Con 13 voti favorevoli e 2 astenuti il consiglio comunale ha votato favorevolmente sul diritto di prelazione a favore del Comune sulla seconda farmacia da istituire nel territorio comunale e recentemente autorizzata dalla Regione. Alla seduta del Consiglio ha partecipato anche l’avv. Salvatore Vittorio che segue l’iter per la istituzione della farmacia comunale. Il consigliere di opposizione Salvatore Gambino, uno dei due astenuti (l’altro è il consigliere Rosario Coco) ha detto: «Nonostante sia d’accordo sulla istituzione della seconda farmacia dichiaro la mia astensione dal votare l’atto per il modo in cui questa delibera giunge in questo consiglio comunale. Sottolineo che non siamo stati mai invitati nella formazione degli atti propedeutici».

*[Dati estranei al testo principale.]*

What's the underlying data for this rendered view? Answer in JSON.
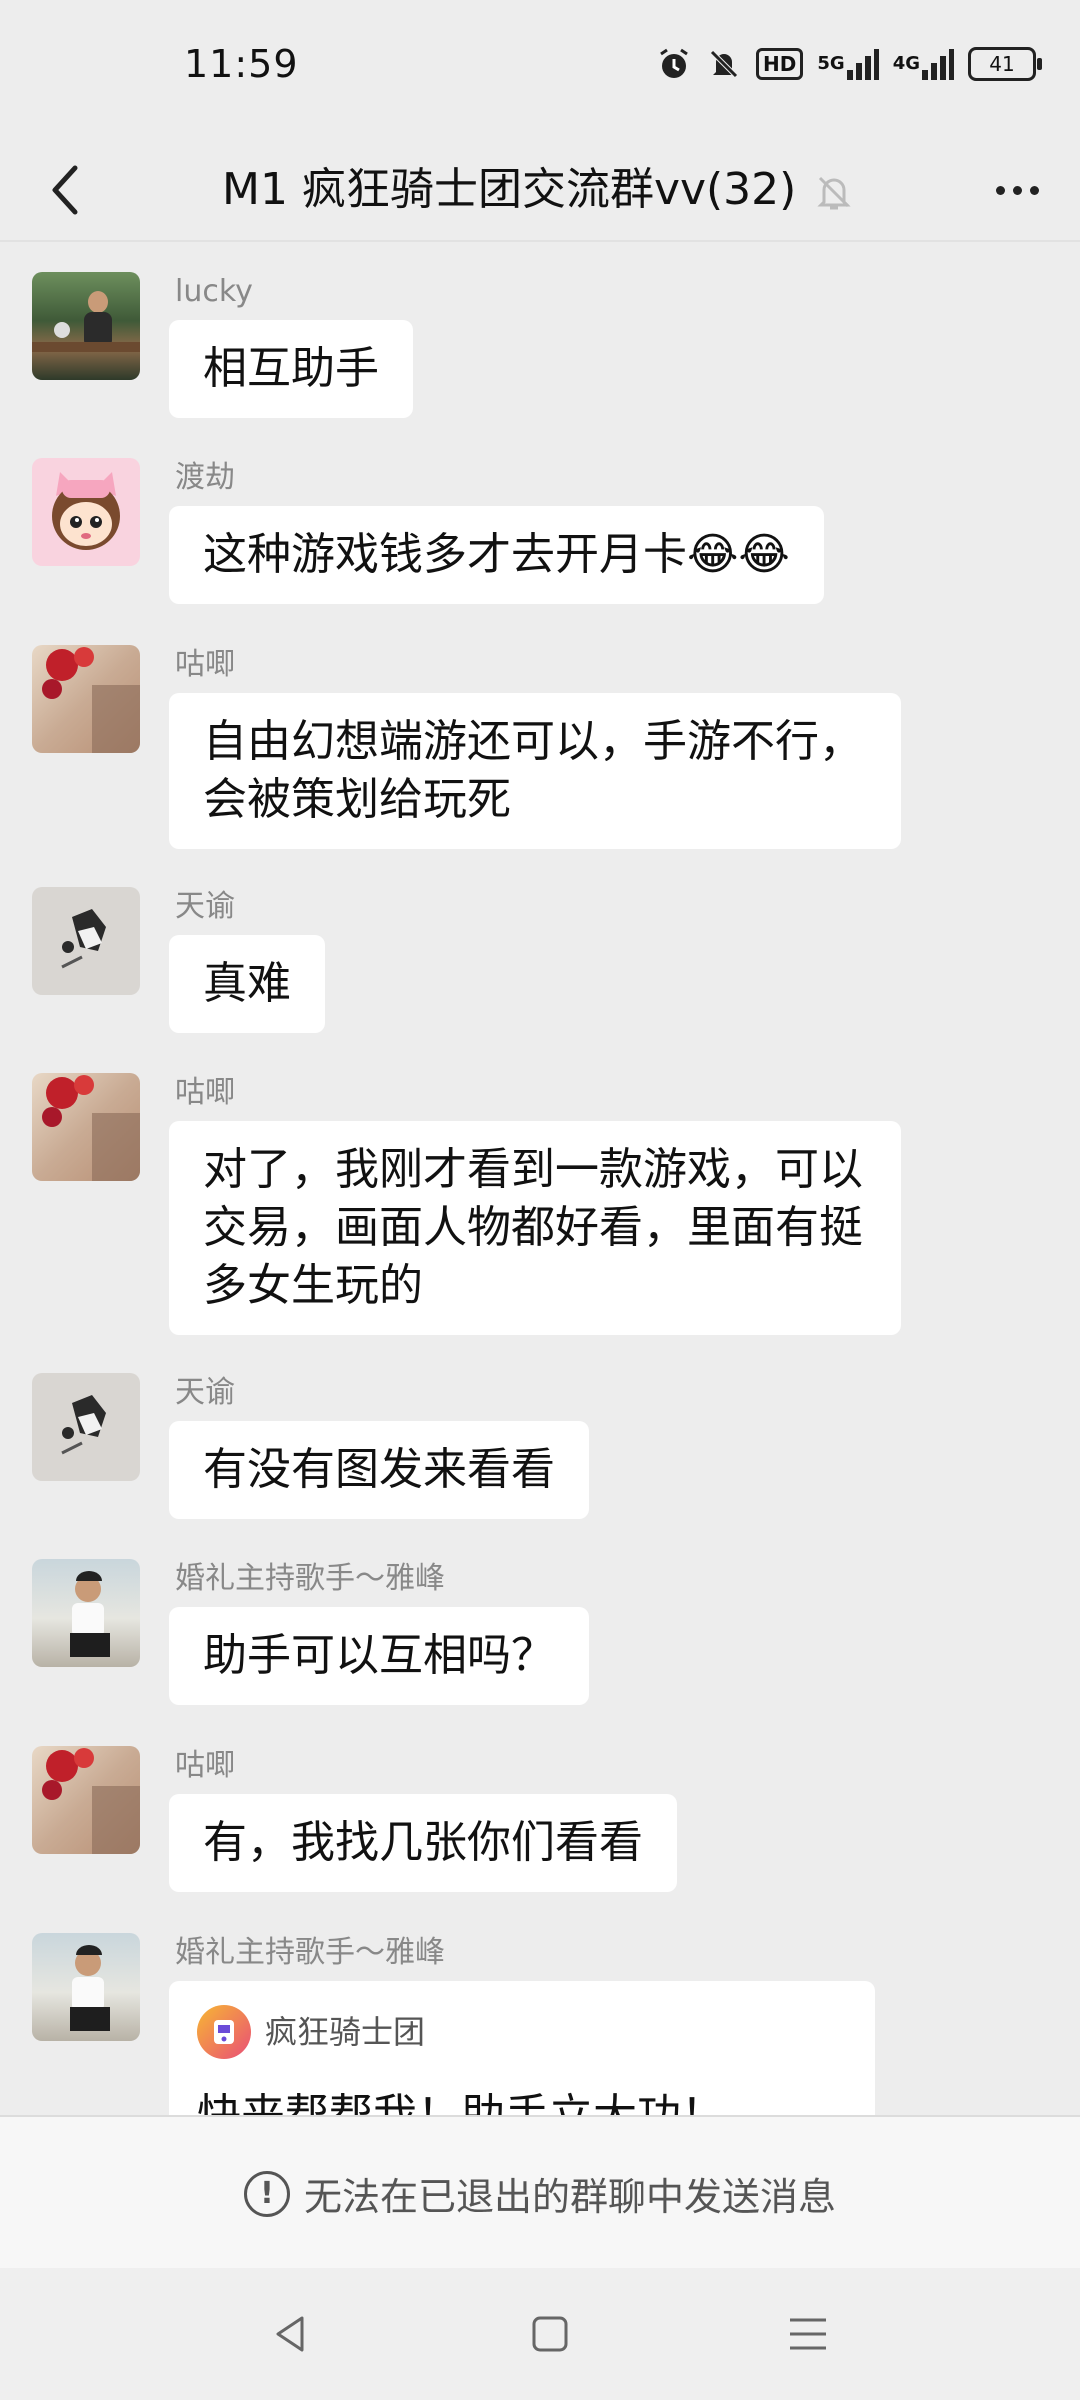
{
  "status": {
    "time": "11:59",
    "hd": "HD",
    "net1": "5G",
    "net2": "4G",
    "battery": "41"
  },
  "header": {
    "title": "M1 疯狂骑士团交流群vv(32)"
  },
  "messages": [
    {
      "sender": "lucky",
      "text": "相互助手"
    },
    {
      "sender": "渡劫",
      "text": "这种游戏钱多才去开月卡😂😂"
    },
    {
      "sender": "咕唧",
      "text": "自由幻想端游还可以，手游不行，会被策划给玩死"
    },
    {
      "sender": "天谕",
      "text": "真难"
    },
    {
      "sender": "咕唧",
      "text": "对了，我刚才看到一款游戏，可以交易，画面人物都好看，里面有挺多女生玩的"
    },
    {
      "sender": "天谕",
      "text": "有没有图发来看看"
    },
    {
      "sender": "婚礼主持歌手～雅峰",
      "text": "助手可以互相吗？"
    },
    {
      "sender": "咕唧",
      "text": "有，我找几张你们看看"
    },
    {
      "sender": "婚礼主持歌手～雅峰",
      "card_app": "疯狂骑士团",
      "card_title": "快来帮帮我！助手立大功！"
    }
  ],
  "input": {
    "notice": "无法在已退出的群聊中发送消息"
  },
  "colors": {
    "background": "#ededed",
    "bubble": "#ffffff",
    "sender": "#888888"
  }
}
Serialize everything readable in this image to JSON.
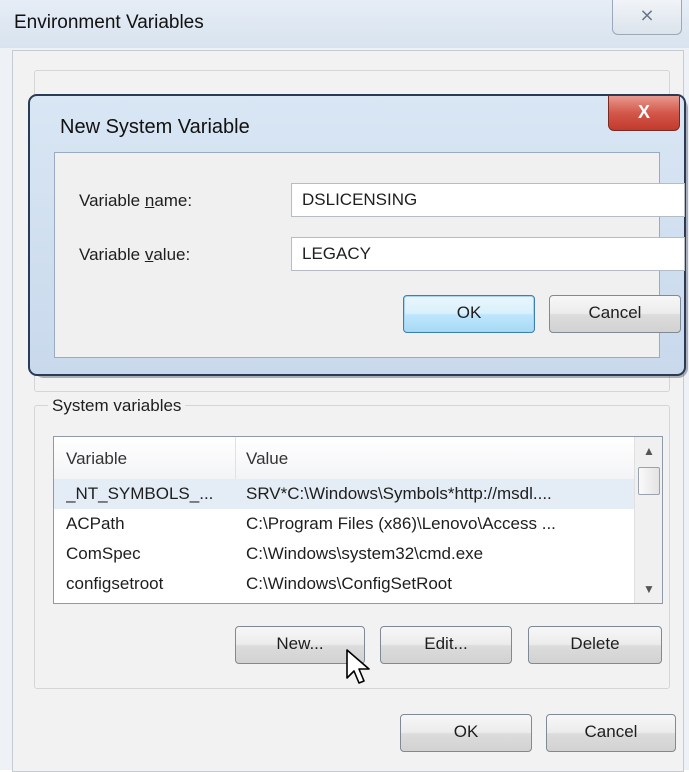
{
  "env_window": {
    "title": "Environment Variables",
    "close_glyph": "⨯",
    "system_group_label": "System variables",
    "columns": {
      "variable": "Variable",
      "value": "Value"
    },
    "rows": [
      {
        "variable": "_NT_SYMBOLS_...",
        "value": "SRV*C:\\Windows\\Symbols*http://msdl...."
      },
      {
        "variable": "ACPath",
        "value": "C:\\Program Files (x86)\\Lenovo\\Access ..."
      },
      {
        "variable": "ComSpec",
        "value": "C:\\Windows\\system32\\cmd.exe"
      },
      {
        "variable": "configsetroot",
        "value": "C:\\Windows\\ConfigSetRoot"
      }
    ],
    "buttons": {
      "new": "New...",
      "edit": "Edit...",
      "delete": "Delete",
      "ok": "OK",
      "cancel": "Cancel"
    }
  },
  "dialog": {
    "title": "New System Variable",
    "close_glyph": "X",
    "name_label_pre": "Variable ",
    "name_label_underline": "n",
    "name_label_post": "ame:",
    "value_label_pre": "Variable ",
    "value_label_underline": "v",
    "value_label_post": "alue:",
    "name_value": "DSLICENSING",
    "value_value": "LEGACY",
    "ok": "OK",
    "cancel": "Cancel"
  },
  "icons": {
    "scroll_up": "▲",
    "scroll_down": "▼",
    "cursor": "mouse-pointer-icon"
  }
}
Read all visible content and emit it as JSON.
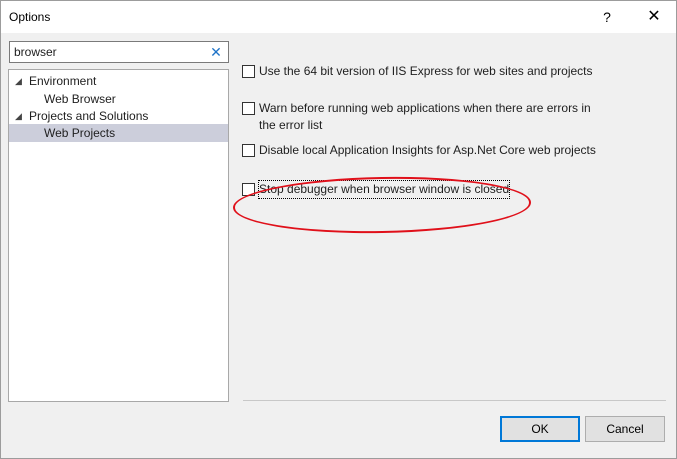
{
  "window": {
    "title": "Options",
    "help": "?",
    "close": "✕"
  },
  "search": {
    "value": "browser",
    "clear": "✕"
  },
  "tree": {
    "items": [
      {
        "label": "Environment",
        "expander": "◢",
        "selected": false
      },
      {
        "label": "Web Browser",
        "expander": "",
        "selected": false
      },
      {
        "label": "Projects and Solutions",
        "expander": "◢",
        "selected": false
      },
      {
        "label": "Web Projects",
        "expander": "",
        "selected": true
      }
    ]
  },
  "options": [
    {
      "label": "Use the 64 bit version of IIS Express for web sites and projects",
      "checked": false
    },
    {
      "label": "Warn before running web applications when there are errors in the error list",
      "checked": false
    },
    {
      "label": "Disable local Application Insights for Asp.Net Core web projects",
      "checked": false
    },
    {
      "label": "Stop debugger when browser window is closed",
      "checked": false
    }
  ],
  "buttons": {
    "ok": "OK",
    "cancel": "Cancel"
  },
  "colors": {
    "annotation": "#e0101a",
    "selection": "#cccedb",
    "accent": "#0078d7"
  }
}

Il sindaco Cavallaro ha immediatamente ribattuto: «Le convocazioni sono partite dall’assessorato regionale e alle riunioni mi hanno accompagnato un tecnico e la dott. Pina Cuscunà.
Questo Consiglio è stato informato passo passo di ciò che è stato fatto
». Ha tentato di gettare acqua sul fuoco Antonio Intelisano, capogruppo Mpa (gruppo di opposizione) auspicando che per i prossimi «adempimenti si possa istituire anzitempo una sorta di pre-commissione di studio». Il sindaco Cavallaro si è detta favorevole a che «tutto il consiglio comunale possa partecipare a tutti gli adempimenti necessari per l’apertura della seconda farmacia».
La farmacia comunale, nelle intenzioni degli amministratori, oltre a “fornire un servizio aggiuntivo all’utenza” ha lo scopo di incrementare le entrate mediante l’acquisizione di utili.